From belaying to bouldering, and holds to harnesses, rock-climbing has so much lingo it can often feel like its own language. To help you navigate the jargon, Discovery Climbing has put together a climbing glossary of terms.
The advent of automatic belaying systems (auto belay) not only removed the need to have a second person involved in each climb, but in doing so also removed the capacity for human error. Auto belays automatically keep the climber’s rope taut. When the climber is ready to descend, the auto belay will automatically feed rope back, allowing for a smooth, safe descent. With auto belay, a pair of climbers could both be climbing at the same time, rather than needing to take turns belaying one another.
Belaying is the most important part of rock climbing because it ensures the safety of the climber. The belayer remains at the bottom of the wall, attached to the same rope as the climber. Both are attached to the rope via harness, and the belayer is responsible for keeping that rope taut. Once the climber has reached the top, it is then the belayer’s job to gradually feed out rope, allowing the climber to descend safely.
Bouldering is a subcategory of rock climbing that has skyrocketed in popularity in recent years. A bouldering wall is much lower – maxing out at three to four metres. As such, bouldering doesn’t use ropes and harnesses. Instead, boulderers who fall from the wall will land on thick, soft mats called safety matting. Because the climbs are shorter, bouldering tends to involve more explosive strength moves and more difficult holds.

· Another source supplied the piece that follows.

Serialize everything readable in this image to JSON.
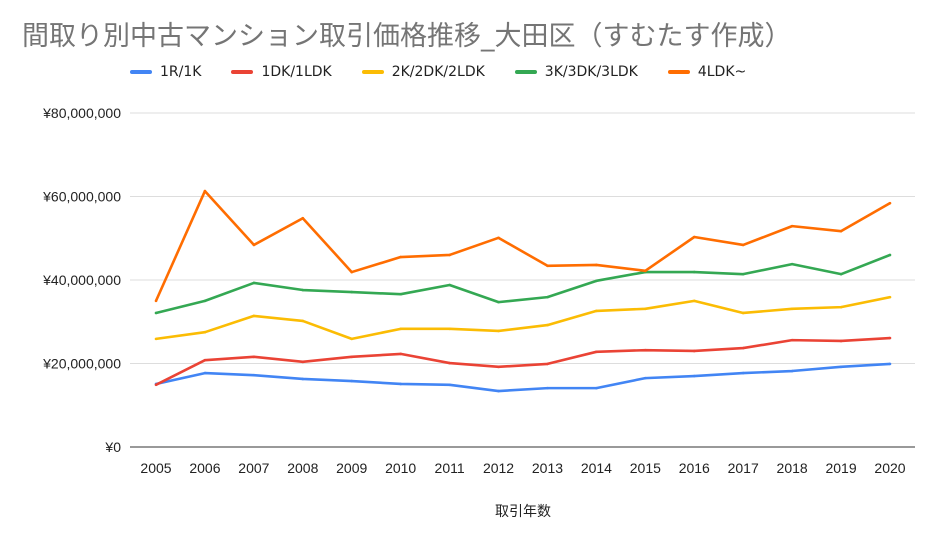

A climbing hold, or simply a hold, is what climbers grip on to when ascending a rock wall. Hand-made holds are usually made from plastic or wood, and can vary in texture, shape, size and difficulty. Easier holds allow the climber to grip with their entire hand, while more advanced holds might only have space for fingertips. There are various names for the many types of holds, such as jugs, crimps, slopers, rails, pinches, footholds, and more.
The harness is crucial to the safety of all climbers. It secures the hips and both legs, and it’s via the harness that climbers and belayers are attached to the rope.
Safety matting is thick, soft matting used to increase the safety of rock climbing. In bouldering where no ropes are used, the safety matting is very thick, and can be fallen onto from a height of four or even five metres. Rope climbing walls tend to be thinner and firmer, because the chances of falling from significant height are slim to none – thanks to the rope and belayer. The thinner mats provide a more stable platform for the belayer to stand on.
The rope is attached to the floor at the belay station, then travels up to the climbing anchor at the top of the rock wall, and then back down the wall to the climber. With this method, climbing upwards creates slack, which the belayer then takes up by pulling the rope taut from the bottom.
While the majority of rock-climbing routes will have the climber travel up the wall, a traverse wall is designed for climbers to travel across the wall. Traverse walls are particularly good for younger climbers and beginners because the fear of falling is greatly reduced. On a traverse wall, a climber may never be more than a couple of feet from the ground. Another benefit to traverse walls is that multiple climbers can be on the wall simultaneously, without fear of collisions.